Russia condemned the "inhuman terrorist acts" and urged Israel and Palestinian leaders to give up the hopeless "eye-for-an-eye logic, however justified it might seem at an emotional level."
Israel must show "self-control and not resort to actions that will make the Palestinian-Israel conflict irreversible," the Russian Foreign Ministry said in a statement.
Prime Minister Bulent Ecevit of Turkey said Israel's airstrikes were "unjust" and threatened to spark a conflict worse than the war in Afghanistan. Ecevit, who said he had spoken to Arafat and Sharon by telephone, urged the United States to take a stronger role.

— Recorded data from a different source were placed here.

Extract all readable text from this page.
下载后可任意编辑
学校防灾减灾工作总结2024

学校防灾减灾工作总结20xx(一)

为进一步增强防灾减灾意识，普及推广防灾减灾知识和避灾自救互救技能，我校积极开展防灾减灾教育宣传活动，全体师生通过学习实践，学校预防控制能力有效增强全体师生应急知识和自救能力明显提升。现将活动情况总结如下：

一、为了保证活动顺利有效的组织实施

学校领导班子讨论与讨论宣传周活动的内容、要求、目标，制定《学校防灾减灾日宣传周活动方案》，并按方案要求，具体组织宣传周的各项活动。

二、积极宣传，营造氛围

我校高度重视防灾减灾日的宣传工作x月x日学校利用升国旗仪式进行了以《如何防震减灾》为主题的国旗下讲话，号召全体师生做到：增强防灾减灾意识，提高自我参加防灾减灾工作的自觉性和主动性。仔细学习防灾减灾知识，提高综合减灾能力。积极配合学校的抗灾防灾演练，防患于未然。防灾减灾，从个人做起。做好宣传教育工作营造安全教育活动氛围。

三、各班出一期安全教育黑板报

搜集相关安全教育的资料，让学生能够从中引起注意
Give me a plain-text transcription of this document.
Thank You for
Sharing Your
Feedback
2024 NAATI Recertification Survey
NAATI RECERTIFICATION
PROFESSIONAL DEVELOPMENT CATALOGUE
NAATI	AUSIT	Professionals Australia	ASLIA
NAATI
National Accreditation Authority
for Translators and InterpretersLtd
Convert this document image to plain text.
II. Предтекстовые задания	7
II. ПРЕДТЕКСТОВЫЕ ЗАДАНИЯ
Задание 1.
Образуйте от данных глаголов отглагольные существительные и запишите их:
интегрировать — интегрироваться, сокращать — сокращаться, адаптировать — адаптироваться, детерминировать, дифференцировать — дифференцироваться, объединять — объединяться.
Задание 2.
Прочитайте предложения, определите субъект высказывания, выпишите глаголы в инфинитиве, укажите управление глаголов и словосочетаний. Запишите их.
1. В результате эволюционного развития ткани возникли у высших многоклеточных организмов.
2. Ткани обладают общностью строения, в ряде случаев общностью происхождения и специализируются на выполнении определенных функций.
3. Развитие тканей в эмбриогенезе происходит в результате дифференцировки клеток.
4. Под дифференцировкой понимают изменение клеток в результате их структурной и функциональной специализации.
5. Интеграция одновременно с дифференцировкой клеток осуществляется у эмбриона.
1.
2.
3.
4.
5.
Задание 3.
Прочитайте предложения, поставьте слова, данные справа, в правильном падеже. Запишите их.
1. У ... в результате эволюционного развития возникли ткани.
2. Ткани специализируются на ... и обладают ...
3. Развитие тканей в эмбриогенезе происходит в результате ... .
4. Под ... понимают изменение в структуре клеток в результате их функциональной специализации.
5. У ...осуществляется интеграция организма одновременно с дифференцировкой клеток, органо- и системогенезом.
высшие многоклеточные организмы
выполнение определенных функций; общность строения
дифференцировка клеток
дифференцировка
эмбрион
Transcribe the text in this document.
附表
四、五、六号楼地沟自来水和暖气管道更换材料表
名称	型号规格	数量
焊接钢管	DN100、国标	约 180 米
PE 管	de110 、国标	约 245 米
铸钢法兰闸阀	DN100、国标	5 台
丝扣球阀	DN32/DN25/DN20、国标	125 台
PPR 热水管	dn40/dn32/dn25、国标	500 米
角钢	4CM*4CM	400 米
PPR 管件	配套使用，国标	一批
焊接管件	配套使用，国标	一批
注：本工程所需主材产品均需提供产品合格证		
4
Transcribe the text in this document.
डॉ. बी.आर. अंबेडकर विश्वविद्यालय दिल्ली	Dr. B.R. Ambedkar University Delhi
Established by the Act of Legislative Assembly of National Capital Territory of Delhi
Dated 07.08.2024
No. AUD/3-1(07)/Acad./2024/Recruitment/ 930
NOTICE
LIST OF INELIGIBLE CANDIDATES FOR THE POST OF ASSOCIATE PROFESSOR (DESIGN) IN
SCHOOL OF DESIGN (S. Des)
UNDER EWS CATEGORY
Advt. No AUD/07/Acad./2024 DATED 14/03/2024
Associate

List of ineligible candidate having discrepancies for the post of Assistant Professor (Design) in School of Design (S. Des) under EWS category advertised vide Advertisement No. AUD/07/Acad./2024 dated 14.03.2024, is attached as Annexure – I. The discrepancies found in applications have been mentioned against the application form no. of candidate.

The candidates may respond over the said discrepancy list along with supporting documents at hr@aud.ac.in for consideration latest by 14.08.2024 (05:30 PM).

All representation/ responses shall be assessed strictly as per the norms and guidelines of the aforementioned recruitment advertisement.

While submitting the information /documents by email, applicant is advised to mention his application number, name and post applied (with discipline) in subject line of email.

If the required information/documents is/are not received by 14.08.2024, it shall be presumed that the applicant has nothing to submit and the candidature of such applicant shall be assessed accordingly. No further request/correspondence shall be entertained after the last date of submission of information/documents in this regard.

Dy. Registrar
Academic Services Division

The United States has not called for Israeli restraint in responding to the latest attacks. Secretary of State Colin Powell said Sharon "is responding in a way that he believes is appropriate to defend his people and to defend his country."
But Powell, in Bucharest, Romania, for an anti-terrorism conference, said both sides needed to remember "sooner or later you have to find a way to move forward."
Britain expressed sympathy with Israel but said eventually negotiation must be the solution.
Prime Minister Tony Blair's Downing Street office said suicide attacks in Israel over the weekend were "calculatedly set out to stop the renewed effort to revive the peace process."
"However long it takes, whether it is weeks, or months or years, at some point the dialogue is going to have to begin again," a Blair spokesman said.
While international leaders attempted to dampen outrage over the suicide attacks and the strikes on Arafat's headquarters, a Hamas leader in Syria, Khaled Mashaal, urged the Palestinian Authority "to get involved in the uprising," free jailed militants and halt the wave of arrests.
In the Middle East, Jordan called for a meeting of an Arab League committee formed to support the Palestinians.
Foreign Minister Abdul-Ilah Khatib said Jordan was trying to persuade the United States and European countries to act "to end the aggression of the Israeli occupation forces and to contain the explosive situation."
King Abdullah II of Jordan and Egyptian President Hosni Mubarak met Monday night after the first Israeli strikes and urged the international community to step in and quell the violence.
The two leaders condemned "all acts of violence and mutual retaliation that aim to blow up peace process efforts," Egyptian Information Minister Safwat el-Sherif said.